Sentences 5 through 8[1]:

Sentence 5:

“This is not a mere semantic issue nor a matter of arbitrary choice.”

  • She introduces the words “mere” and “arbitrary”. These words are used frequently by Rand to impart disparagement.
  • She disparages “semantics” because it implies choice in language use, contrary to her philosophy that language is a mechanical translation of sensory data[2].
  • She disparages “choice” because it implies there is more to words and concepts than the mechanical mental processing of sensory data. As she says, “This does not meant the content of concepts depends on an individual’s subjective (arbitrary) choice. The only issue open to an individual’s choice in this matter is how much knowledge he will seek to acquire… …of the facts of reality.”[3]

Sentence 6:

“The meaning ascribed in popular usage to the word ‘selfishness’ is not merely wrong; it represents an intellectual ‘package-deal’ which is responsible, more than any other single factor, for the arrested moral development of mankind.”

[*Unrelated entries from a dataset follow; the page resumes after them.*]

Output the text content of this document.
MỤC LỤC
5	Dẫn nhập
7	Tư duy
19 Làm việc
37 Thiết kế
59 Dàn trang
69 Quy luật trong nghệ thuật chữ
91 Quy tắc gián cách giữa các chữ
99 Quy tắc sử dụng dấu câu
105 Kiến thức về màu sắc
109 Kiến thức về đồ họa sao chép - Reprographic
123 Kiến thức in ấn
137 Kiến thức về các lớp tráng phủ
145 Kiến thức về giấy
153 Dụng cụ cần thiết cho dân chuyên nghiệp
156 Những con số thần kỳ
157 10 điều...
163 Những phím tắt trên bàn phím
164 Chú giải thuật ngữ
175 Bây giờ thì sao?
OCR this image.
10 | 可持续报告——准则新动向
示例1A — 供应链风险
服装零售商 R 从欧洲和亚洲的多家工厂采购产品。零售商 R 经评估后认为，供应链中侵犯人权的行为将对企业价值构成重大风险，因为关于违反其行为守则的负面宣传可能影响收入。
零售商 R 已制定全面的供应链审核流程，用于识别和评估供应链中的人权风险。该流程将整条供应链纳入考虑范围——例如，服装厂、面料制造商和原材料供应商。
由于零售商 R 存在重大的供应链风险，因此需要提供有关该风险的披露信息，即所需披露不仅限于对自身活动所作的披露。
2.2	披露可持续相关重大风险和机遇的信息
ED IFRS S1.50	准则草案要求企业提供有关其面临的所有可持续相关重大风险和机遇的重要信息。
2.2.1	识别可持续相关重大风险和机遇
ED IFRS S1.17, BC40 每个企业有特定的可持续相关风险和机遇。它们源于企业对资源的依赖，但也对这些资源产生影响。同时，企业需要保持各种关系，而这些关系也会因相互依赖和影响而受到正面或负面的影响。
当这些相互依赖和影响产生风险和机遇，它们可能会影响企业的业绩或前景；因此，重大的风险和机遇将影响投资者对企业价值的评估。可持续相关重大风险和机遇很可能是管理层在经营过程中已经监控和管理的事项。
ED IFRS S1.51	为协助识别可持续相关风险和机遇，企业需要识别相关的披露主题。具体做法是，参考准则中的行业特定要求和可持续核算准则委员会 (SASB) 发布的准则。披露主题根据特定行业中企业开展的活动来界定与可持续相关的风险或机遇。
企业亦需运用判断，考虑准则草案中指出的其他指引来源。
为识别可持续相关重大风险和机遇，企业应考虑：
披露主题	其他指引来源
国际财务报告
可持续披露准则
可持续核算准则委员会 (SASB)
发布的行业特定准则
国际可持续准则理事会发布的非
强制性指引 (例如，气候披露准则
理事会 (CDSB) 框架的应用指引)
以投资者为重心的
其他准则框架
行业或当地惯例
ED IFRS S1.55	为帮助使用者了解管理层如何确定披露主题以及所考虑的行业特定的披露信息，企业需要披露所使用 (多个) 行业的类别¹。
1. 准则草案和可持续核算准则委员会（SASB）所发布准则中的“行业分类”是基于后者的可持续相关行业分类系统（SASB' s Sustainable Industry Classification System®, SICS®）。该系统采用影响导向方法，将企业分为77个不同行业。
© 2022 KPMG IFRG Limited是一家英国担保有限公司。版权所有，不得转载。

  • She believes all of mankind are morally arrested.
  • She believes the way most people speak English is wrong.
  • Her topic is the most important factor affecting all mankind’s moral problem.

Sentence 7:

“In popular usage, the word “selfishness “ is a synonym of evil: the image it conjures is of a murderous brute who tramples over piles of corpses to achieve his own ends, who cares for no living being and pursues nothing but the gratification of the mindless whims of any immediate moment.”

  • She creates a straw man by using an extreme example. Suppose the example of “selfishness” for most people was: a foolish child who ruins the birthday party by eating all the cake. The rhetorical argument would be necessarily different.
  • She uses repellant imagery which arouses strong emotional response- “murderous brute who tramples over piles of corpses’’
  • She ascribes the repellant imagery to other people, the “popular usage”. She is as shocked as you are…
  • She packs the sentence with negatively charged words- “evil, murderous, brute, tramples, corpses, no, nothing, mindless..”
  • She continues to denigrate choice as “the mindless whims of any immediate moment”.

Sentence 8:

“Yet the exact meaning and dictionary definition of the word ‘selfishness’ is: concern with one’s own interests.” (italics in original)

  • The Oxford Unabridged Dictionary of the English Language has a different definition of that word[4]. Her statement is false.
  • The “dictionary” definition of any word is a documentation of the historical popular usage of that word[5]. When Rand draws a distinction between popular usage and a dictionary definition she is making an error.
  • No English word has an “exact meaning”[6], contrary to Rand’s philosophy wherein all words have a one-to-one meaning with an objective sensory data point[7].
  • When Rand claims a word’s exact meaning in her philosophy and the word’s dictionary definition in the real world are the same thing, she is making an false claim.

To sum up the first eight sentences:

Rand refers to herself twice. She refers to other people 15 times:

People who question her- three times. Then people who are antagonized, people who fear her words, people who are moral cowards, people who cannot formulate ideas, people who cannot identify profound moral issues, people with arrested moral development, people who define “selfishness” incorrectly, a murderous brute, corpses, no living being, a person with ends, a person with interests.

10 of the 15 references to other people are negative. Five are neutral. None are positive. Four of the five neutral references are associated with a negative reference, e.g. a questioner (neutral) is also a moral coward (negative).

Rand makes one objective statement which is false.

[1] Virtue of Selfishness, Introduction, pg. vii

[2] Intro to Objective Epistemology pg 11

[3] Intro to Objective Epistemology pg 56

[4] Oxford Unabridged

[5] Hayakawa, Language in Thought and Action, pg. 34, 35.